3.1.4 Different forms of trust – relationship spheres

Porras (2004) confirms that trust is certainly not static at all. In his view, trust is a dynamic process that evolves with the development of the relationship. Several scholars stated that trust develops over time (Blau, 1964; Zand, 1972). Moreover, these trust relationships vary in form and depth (Sheppard & Sherman, 1998) and a significant overlap can exist between the different stages of a trust relationship (Lewicki & Bunker, 1996). Indeed, ‘the willingness to be vulnerable….’ (Mayer et al., 1995, p. 712) will vary based on different stages in a relationship.

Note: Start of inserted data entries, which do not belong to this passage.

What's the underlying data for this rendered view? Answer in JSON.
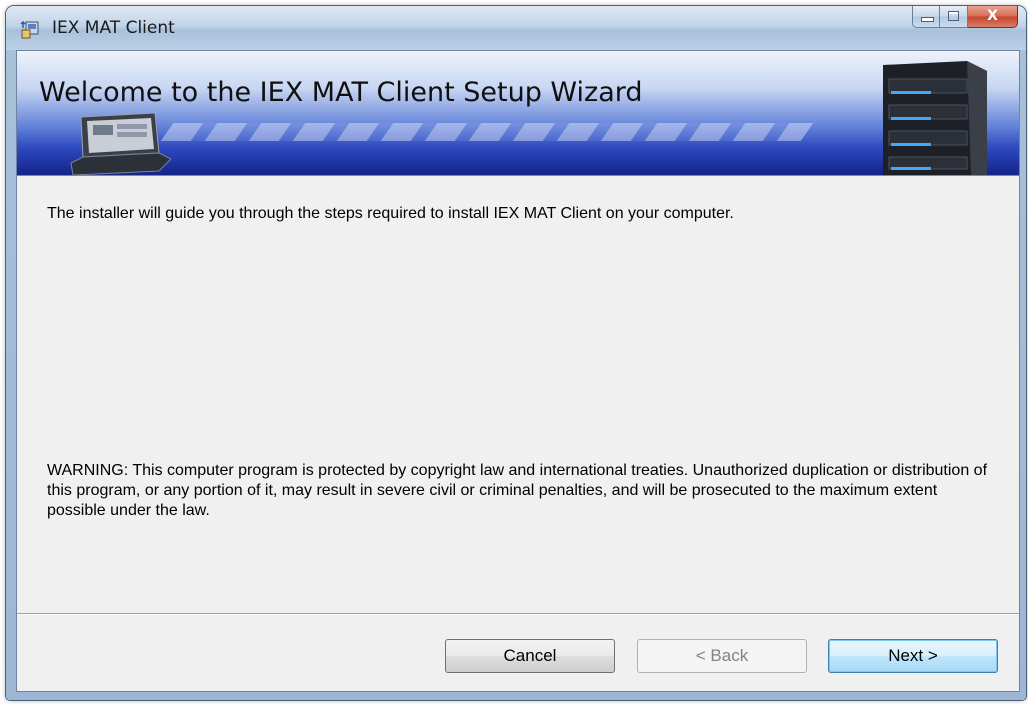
{
  "window": {
    "title": "IEX MAT Client"
  },
  "caption_buttons": {
    "minimize_icon": "minimize-icon",
    "maximize_icon": "maximize-icon",
    "close_icon": "close-icon",
    "close_glyph": "X"
  },
  "banner": {
    "title": "Welcome to the IEX MAT Client Setup Wizard"
  },
  "body": {
    "intro": "The installer will guide you through the steps required to install IEX MAT Client on your computer.",
    "warning": "WARNING: This computer program is protected by copyright law and international treaties. Unauthorized duplication or distribution of this program, or any portion of it, may result in severe civil or criminal penalties, and will be prosecuted to the maximum extent possible under the law."
  },
  "buttons": {
    "cancel": "Cancel",
    "back": "< Back",
    "next": "Next >",
    "back_enabled": false
  },
  "colors": {
    "banner_blue": "#2e49bf",
    "client_bg": "#f0f0f0",
    "close_red": "#c6452b",
    "default_button_border": "#3c7fb1"
  }
}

Rousseau et al. (1998) made, for that reason, a distinction between four different forms of trust that express these dynamic and evolving trust relationship.

Deterrence-based trust

The first, deterrence-based trust, stresses the idea that one party expects another party to behave trustworthy because the cost of a possible sanction is greater than the

potential gain in behaving opportunistic. However, some authors state that deterrence-based trust, which is the risk of being sanctioned, is not trust at all (Sitkin & Roth, 1993). Distrust is conceptually different from trust and therefore penalty based trust is more a behavioural tool (Cook et al., 2004). In defining trust, positive expectations about the other’s behaviour is one of the critical characteristics, deterrence based trust concerns negative expectations as a consequence of violating trust. Deterrence-based ‘trust’ is hence more related to distrust (Lewicki, McAllister, & Bies, 1998).